No.418-1(2007/3/8)

Planning for the future by western scrub-jays.

(アメリカカケスの将来計画)

Raby CR, Alexis DM, Dickinson A & Clayton NS.(2007)
Nature ,445, 919-921.

未来を知り未来に向けて計画することは複雑な技能で、多くの人々はヒト特有だと考えている。われわれはそれを備えて生まれてくるわけではない。子どもは2歳頃に未来の感覚を持つようになり、4〜5歳になってようやくある程度の計画能力を持つようになる。ビショフ−ケーラーの仮説によれば、ヒトだけが自身を現在の動機づけから切り離し、将来の需要に備えることができるとされており、他の動物種は将来の需要を予測することはできず、将来に向けた行動をするとすれば、それは固定行為型か現在の動機づけ状態に手がかりが存在するものであるとされている。本実験は、カラス科の1種、アメリカカケス(Aphelocoma californica)が将来の計画を立てるかどうかを調べるものである。われわれの示すとおり、カケスは将来の需要を見越して準備する。翌朝に空腹になることを学んだ場所に好んで食物を貯蔵し、翌朝手に入らないタイプの食物をより多く貯蔵するのである。これまでの研究で、ラットとハトは将来をコード化する課題を解決できる場合もあることが示されているが、それは極めて短い時間に限られ、ビショフ−ケーラー仮説に合致する結果が得られてきた。
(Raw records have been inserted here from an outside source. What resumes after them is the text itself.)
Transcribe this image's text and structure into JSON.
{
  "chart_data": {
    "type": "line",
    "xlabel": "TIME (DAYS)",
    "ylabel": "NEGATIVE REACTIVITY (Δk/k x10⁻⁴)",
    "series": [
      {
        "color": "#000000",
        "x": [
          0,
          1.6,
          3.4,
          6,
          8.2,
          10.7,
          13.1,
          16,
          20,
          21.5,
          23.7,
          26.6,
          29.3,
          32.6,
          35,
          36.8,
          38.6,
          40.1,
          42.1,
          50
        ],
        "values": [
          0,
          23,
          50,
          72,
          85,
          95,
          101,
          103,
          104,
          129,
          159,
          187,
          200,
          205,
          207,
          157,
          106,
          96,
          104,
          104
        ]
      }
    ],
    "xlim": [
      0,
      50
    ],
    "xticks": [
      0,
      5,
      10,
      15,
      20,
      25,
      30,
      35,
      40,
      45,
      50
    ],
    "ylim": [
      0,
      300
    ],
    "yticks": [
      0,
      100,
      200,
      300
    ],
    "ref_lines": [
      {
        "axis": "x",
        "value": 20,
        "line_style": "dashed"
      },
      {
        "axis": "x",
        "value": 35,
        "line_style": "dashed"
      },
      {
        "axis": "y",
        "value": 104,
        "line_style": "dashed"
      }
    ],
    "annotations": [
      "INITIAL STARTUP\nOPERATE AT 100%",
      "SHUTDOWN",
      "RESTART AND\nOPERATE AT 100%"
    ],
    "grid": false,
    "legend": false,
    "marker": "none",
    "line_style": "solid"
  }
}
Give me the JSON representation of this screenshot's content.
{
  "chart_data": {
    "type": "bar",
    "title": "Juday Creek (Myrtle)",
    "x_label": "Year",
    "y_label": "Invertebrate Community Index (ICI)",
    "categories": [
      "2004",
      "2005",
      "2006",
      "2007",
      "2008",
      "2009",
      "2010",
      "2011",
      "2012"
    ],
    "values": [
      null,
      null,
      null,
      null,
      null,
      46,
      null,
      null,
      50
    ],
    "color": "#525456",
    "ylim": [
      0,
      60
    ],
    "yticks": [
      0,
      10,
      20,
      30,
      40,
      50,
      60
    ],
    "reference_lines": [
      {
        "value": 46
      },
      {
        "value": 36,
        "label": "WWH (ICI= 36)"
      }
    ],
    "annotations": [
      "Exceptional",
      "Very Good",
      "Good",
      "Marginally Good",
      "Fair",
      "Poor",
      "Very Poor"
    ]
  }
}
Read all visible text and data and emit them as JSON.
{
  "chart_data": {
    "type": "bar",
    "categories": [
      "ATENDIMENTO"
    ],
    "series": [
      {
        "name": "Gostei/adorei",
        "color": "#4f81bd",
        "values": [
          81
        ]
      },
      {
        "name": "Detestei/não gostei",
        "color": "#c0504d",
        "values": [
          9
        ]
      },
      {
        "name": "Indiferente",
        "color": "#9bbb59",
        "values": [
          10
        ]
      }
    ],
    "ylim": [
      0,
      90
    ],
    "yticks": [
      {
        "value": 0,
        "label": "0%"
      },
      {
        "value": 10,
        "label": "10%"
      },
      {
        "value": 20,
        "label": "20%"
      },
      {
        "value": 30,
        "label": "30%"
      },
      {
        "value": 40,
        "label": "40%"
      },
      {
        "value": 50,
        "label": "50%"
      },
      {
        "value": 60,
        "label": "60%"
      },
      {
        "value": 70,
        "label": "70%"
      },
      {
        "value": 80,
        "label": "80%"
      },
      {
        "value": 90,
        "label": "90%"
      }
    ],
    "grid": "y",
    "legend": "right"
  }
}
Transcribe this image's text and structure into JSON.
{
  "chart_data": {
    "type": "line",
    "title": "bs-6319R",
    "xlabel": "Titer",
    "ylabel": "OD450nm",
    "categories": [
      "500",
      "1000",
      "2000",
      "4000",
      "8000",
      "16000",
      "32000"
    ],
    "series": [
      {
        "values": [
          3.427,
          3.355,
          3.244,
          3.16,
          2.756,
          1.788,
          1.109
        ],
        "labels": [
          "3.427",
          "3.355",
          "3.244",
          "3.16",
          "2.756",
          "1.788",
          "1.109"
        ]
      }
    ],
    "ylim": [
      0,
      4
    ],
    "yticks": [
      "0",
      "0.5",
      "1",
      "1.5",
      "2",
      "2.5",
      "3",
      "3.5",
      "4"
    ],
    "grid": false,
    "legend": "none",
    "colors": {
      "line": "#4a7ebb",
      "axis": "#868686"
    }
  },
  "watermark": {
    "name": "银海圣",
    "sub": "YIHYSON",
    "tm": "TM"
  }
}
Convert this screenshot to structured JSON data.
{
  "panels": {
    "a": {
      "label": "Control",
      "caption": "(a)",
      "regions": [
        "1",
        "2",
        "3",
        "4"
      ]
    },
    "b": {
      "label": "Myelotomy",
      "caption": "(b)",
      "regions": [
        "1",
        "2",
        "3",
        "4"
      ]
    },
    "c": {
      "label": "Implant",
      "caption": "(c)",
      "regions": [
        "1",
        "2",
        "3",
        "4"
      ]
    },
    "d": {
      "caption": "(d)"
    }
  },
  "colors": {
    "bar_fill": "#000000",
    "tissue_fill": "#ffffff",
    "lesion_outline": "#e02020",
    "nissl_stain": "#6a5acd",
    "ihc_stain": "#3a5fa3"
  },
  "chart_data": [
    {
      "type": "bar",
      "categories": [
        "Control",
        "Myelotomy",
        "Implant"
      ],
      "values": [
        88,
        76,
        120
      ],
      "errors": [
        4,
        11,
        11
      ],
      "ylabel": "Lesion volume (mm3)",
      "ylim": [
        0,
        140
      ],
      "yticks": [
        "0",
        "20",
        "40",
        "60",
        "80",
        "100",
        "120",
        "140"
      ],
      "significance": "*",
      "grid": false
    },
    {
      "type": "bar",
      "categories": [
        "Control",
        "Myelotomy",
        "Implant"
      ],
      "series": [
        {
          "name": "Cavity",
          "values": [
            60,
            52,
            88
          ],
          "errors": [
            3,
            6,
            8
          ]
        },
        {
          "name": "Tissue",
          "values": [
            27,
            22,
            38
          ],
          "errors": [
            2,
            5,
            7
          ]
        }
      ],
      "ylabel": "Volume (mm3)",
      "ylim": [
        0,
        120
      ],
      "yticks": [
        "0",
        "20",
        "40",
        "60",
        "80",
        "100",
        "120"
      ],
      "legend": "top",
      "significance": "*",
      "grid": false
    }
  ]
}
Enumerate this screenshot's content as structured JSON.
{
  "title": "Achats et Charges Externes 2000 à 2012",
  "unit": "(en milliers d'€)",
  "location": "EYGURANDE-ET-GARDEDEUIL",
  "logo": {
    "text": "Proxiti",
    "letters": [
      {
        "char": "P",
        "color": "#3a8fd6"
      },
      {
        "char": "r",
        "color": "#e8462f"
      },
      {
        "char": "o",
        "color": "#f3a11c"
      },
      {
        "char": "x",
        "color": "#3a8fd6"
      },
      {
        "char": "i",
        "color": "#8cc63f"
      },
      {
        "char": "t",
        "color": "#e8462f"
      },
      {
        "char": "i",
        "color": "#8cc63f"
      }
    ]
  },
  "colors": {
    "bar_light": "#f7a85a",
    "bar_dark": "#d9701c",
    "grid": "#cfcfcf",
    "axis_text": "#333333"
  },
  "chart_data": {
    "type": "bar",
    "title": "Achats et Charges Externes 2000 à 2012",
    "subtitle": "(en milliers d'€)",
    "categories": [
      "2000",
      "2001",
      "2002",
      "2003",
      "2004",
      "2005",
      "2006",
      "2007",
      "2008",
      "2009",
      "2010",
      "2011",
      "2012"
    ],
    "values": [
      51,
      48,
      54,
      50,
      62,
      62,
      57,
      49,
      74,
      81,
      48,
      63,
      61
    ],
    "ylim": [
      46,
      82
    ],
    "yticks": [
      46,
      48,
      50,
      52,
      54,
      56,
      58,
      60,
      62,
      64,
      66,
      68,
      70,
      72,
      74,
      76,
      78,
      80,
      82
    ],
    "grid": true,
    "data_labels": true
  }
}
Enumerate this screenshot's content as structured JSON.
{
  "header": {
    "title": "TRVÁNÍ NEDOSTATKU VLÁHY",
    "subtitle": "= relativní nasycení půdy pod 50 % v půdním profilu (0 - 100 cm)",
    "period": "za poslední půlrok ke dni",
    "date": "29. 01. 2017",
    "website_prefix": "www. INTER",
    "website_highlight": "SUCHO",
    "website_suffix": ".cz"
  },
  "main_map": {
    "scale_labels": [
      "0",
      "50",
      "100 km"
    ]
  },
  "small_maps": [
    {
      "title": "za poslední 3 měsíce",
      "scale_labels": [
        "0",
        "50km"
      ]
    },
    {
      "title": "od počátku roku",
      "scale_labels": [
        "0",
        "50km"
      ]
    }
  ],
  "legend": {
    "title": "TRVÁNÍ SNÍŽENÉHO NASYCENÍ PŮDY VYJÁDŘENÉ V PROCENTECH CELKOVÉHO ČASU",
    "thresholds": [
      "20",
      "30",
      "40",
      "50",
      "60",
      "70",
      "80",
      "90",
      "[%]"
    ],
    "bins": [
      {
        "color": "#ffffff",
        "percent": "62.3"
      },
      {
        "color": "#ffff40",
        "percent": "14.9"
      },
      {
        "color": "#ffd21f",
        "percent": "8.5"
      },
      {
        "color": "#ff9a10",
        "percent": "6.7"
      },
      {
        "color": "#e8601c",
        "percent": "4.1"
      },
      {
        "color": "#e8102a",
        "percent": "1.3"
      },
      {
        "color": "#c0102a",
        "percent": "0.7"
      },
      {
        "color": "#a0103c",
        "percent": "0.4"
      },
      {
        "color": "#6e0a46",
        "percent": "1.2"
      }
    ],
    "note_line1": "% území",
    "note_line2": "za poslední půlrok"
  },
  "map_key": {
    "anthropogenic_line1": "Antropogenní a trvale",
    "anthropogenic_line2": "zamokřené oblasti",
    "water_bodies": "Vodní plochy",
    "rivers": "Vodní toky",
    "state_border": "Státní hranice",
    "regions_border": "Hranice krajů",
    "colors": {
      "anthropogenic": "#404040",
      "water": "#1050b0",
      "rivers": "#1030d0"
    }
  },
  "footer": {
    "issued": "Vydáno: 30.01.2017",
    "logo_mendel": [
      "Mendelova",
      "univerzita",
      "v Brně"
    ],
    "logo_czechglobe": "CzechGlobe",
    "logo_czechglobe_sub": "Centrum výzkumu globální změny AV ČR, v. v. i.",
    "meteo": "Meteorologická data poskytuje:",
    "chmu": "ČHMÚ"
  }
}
霊長類やカラス科の鳥類では、将来の結果に基づいて現在の行為を変えることができるが、将来の動機づけ状態によって行為の選択を変えるわけではないし、また当該の予測的行為の集中的な訓練なしにはできない。本実験の結果は、カケスが、現在の動機づけ状態とは無関係に、自発的に将来に向けて計画することを示すものであり、これがヒト特有の能力であるという見方に疑問を投げかけるものである。